Indeed it does.
It was after the infamous train chase mission in GTA: San Andreas. All I had to do was follow the damn train, as CJ. So I did. Afterwards I dropped Big Smoke’s fat ass at his place and drove back to the Grove Street Cul de Sac. I don’t know what came over me, but I decided to hold the down button on my keyboard’s d-pad.
CJ was holding on to that motorcycle like a pro. You’d need a crowbar to pry this man away from his new motorcycle. His fingers were stapled onto the handle bars and his testicles were gorilla-glued onto the seat. These were my initial thoughts at least.
The bike is falling on its side, itching it’s ass on the pavement, and nearly goes full back flip. It even dislodges a fire hydrant. The motorcycle got into a fight with a fire hydrant and the bike won. The cul de sac remained covered in circles that the bike left behind. It marked its territory all over the pavement. The bike’s ego swelled up to such proportions that, in its hubris, decided that it no longer needs a human operator.

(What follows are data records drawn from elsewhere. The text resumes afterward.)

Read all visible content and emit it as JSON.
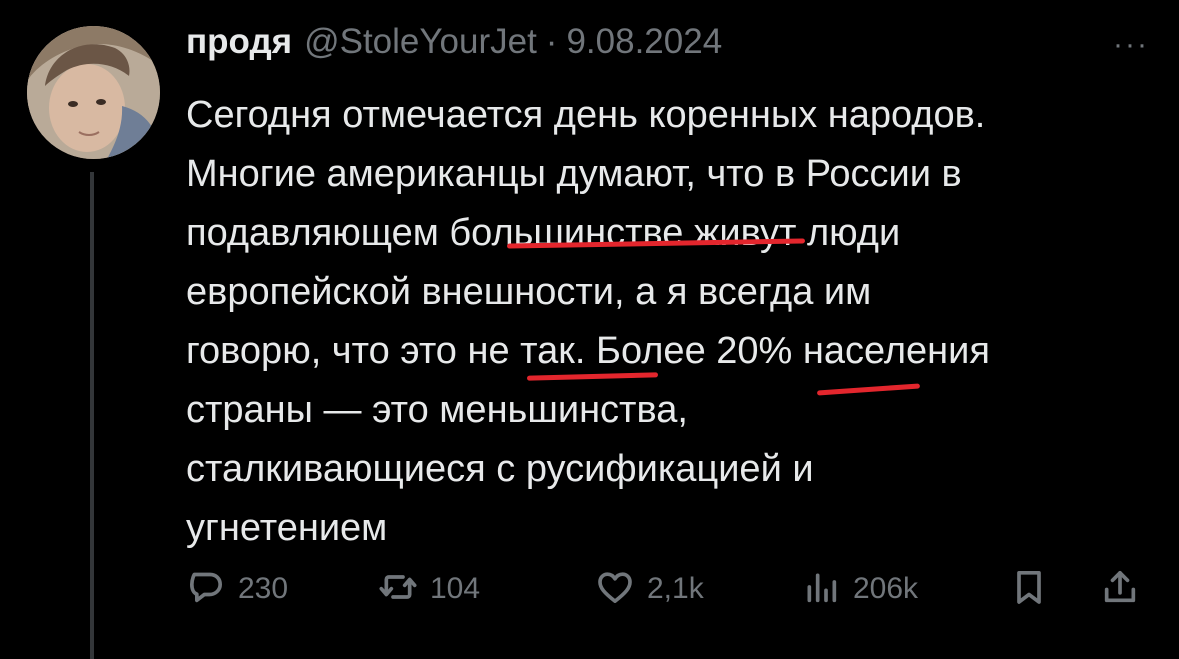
{
  "tweet": {
    "author": {
      "display_name": "продя",
      "handle": "@StoleYourJet",
      "separator": "·",
      "date": "9.08.2024"
    },
    "text_lines": [
      "Сегодня отмечается день коренных народов.",
      "Многие американцы думают, что в России в",
      "подавляющем большинстве живут люди",
      "европейской внешности, а я всегда им",
      "говорю, что это не так. Более 20% населения",
      "страны — это меньшинства,",
      "сталкивающиеся с русификацией и",
      "угнетением"
    ],
    "more_label": "···",
    "stats": {
      "replies": "230",
      "reposts": "104",
      "likes": "2,1k",
      "views": "206k"
    }
  },
  "icons": {
    "reply": "reply-icon",
    "repost": "repost-icon",
    "like": "heart-icon",
    "views": "views-icon",
    "bookmark": "bookmark-icon",
    "share": "share-icon",
    "more": "more-icon"
  },
  "colors": {
    "background": "#000000",
    "text_primary": "#e7e9ea",
    "text_secondary": "#71767b",
    "annotation": "#e3262d"
  }
}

CJ was finally kicked off the bike, despite his superhuman effort. The bike’s arrogance was its undoing. Without CJ, it was helpless. Just a hunk of metal, plastic, and flammable liquid.
Now you may be assuming that I am really scraping the bottom of the barrel here. You would be right. But how dare you assume that? Maybe I had been planning to write this out for months. You don’t know. I needed more research. It’s not like a jumped into a train for two hours today and went all the way to the ass-end of this country and back. No, not at all.